Linus Torvalds ha definito i social media come una «malattia»

Linus Torvalds (Linus Torvalds), sviluppatore del sistema operativo Linux, che è utilizzato in tutto il mondo — dagli smartphone ai server — ha definito i social media come una «malattia». Lo ha dichiarato in un'intervista a Linux Journal.

Linus Torvalds ha definito i social media come una «malattia»

«Odio completamente i moderni “social media” — Twitter, Facebook, Instagram. È una malattia. Sembrano incoraggiare comportamenti scorretti», ha osservato lo sviluppatore.

Questa è una dichiarazione piuttosto curiosa, soprattutto alla luce del recente allontanamento e del ritorno di Torvalds nel progetto Linux. È stato spesso accusato di scortesia nei confronti di altri programmatori, ora sicuramente gli utenti si scaglieranno contro lo specialista finlandese.

Tuttavia, c'è senza dubbio una certa verità nelle parole dello specialista. La realtà è che i social media sono praticamente incontrollati — la reazione può avvenire solo di fronte a insulti diretti o palese violazione delle regole. Tuttavia, in alcuni casi, la risposta è tardiva e si limita solo al blocco dell'account.

Linus Torvalds ha definito i social media come una «malattia»

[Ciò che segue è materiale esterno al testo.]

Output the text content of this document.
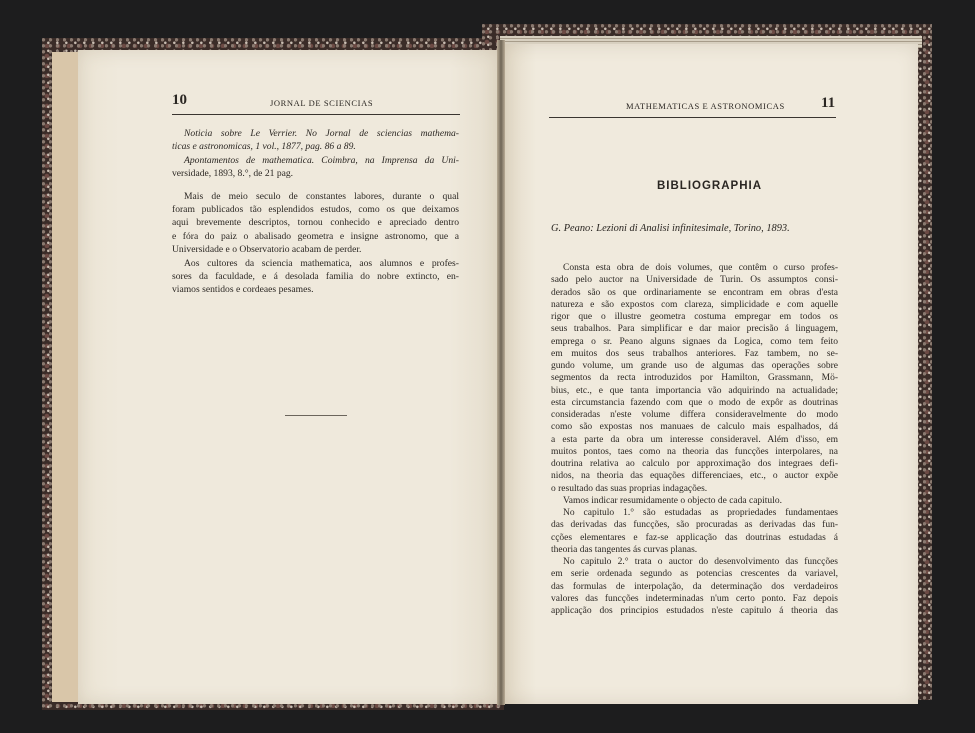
10	JORNAL DE SCIENCIAS
Noticia sobre Le Verrier. No Jornal de sciencias mathema-
ticas e astronomicas, 1 vol., 1877, pag. 86 a 89.
Apontamentos de mathematica. Coimbra, na Imprensa da Uni-
versidade, 1893, 8.°, de 21 pag.
Mais de meio seculo de constantes labores, durante o qual
foram publicados tão esplendidos estudos, como os que deixamos
aqui brevemente descriptos, tornou conhecido e apreciado dentro
e fóra do paiz o abalisado geometra e insigne astronomo, que a
Universidade e o Observatorio acabam de perder.
Aos cultores da sciencia mathematica, aos alumnos e profes-
sores da faculdade, e á desolada familia do nobre extincto, en-
viamos sentidos e cordeaes pesames.
MATHEMATICAS E ASTRONOMICAS 11
BIBLIOGRAPHIA
G. Peano: Lezioni di Analisi infinitesimale, Torino, 1893.
Consta esta obra de dois volumes, que contêm o curso profes-
sado pelo auctor na Universidade de Turin. Os assumptos consi-
derados são os que ordinariamente se encontram em obras d'esta
natureza e são expostos com clareza, simplicidade e com aquelle
rigor que o illustre geometra costuma empregar em todos os
seus trabalhos. Para simplificar e dar maior precisão á linguagem,
emprega o sr. Peano alguns signaes da Logica, como tem feito
em muitos dos seus trabalhos anteriores. Faz tambem, no se-
gundo volume, um grande uso de algumas das operações sobre
segmentos da recta introduzidos por Hamilton, Grassmann, Mö-
bius, etc., e que tanta importancia vão adquirindo na actualidade;
esta circumstancia fazendo com que o modo de expôr as doutrinas
consideradas n'este volume differa consideravelmente do modo
como são expostas nos manuaes de calculo mais espalhados, dá
a esta parte da obra um interesse consideravel. Além d'isso, em
muitos pontos, taes como na theoria das funcções interpolares, na
doutrina relativa ao calculo por approximação dos integraes defi-
nidos, na theoria das equações differenciaes, etc., o auctor expõe
o resultado das suas proprias indagações.
Vamos indicar resumidamente o objecto de cada capitulo.
No capitulo 1.° são estudadas as propriedades fundamentaes
das derivadas das funcções, são procuradas as derivadas das fun-
cções elementares e faz-se applicação das doutrinas estudadas á
theoria das tangentes ás curvas planas.
No capitulo 2.° trata o auctor do desenvolvimento das funcções
em serie ordenada segundo as potencias crescentes da variavel,
das formulas de interpolação, da determinação dos verdadeiros
valores das funcções indeterminadas n'um certo ponto. Faz depois
applicação dos principios estudados n'este capitulo á theoria das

Torvalds ha dichiarato a Linux Journal che Internet elimina tutti i segni sociali che sono normalmente parte delle comunicazioni. Questo rende facile perdere umorismo, sarcasmo e altri aspetti. Inoltre, è facile non notare la reazione del destinatario, il che può provocare furiose contese che sfociano in attacchi personali e insulti. Nell'interazione faccia a faccia, la probabilità che ciò accada è significativamente più bassa.

Lo specialista ha anche fatto notare che tali difetti esistono anche nell'email, ma nei social media sono più evidenti, poiché questi ultimi sono «ottimizzati» per suscitare una reazione emotiva negli utenti.

Interessante notare che Torvalds ha criticato l'anonimato sui social media, definendolo «orribile».

«Alcune persone confondono la privacy con l'anonimato, pensando che vadano di pari passo, e che proteggere la privacy significhi dover proteggere l'anonimato. Penso che sia sbagliato. L'anonimato è importante se si stanno denunciando [affari sporchi di qualcuno], ma se non si può provare la propria identità, non si dovrebbe poter dare visibilità alle proprie affermazioni pompose su alcuna piattaforma sociale», ha aggiunto il programmatore.

Linus Torvalds ha definito i social media come una «malattia»

È interessante notare che recentemente Mark Zuckerberg ha espresso il suo supporto per il controllo governativo sui social media. Secondo il fondatore di Facebook, ci sono 4 aree che richiedono l'intervento delle autorità. Queste sono la protezione dei dati personali, il trasferimento di informazioni tra i servizi, l'uso della rete nelle campagne elettorali e la lotta contro contenuti offensivi e illegali.

«Servono regole chiare riguardo a quali informazioni possono essere utilizzate nel pubblico interesse», ha sottolineato Zuckerberg.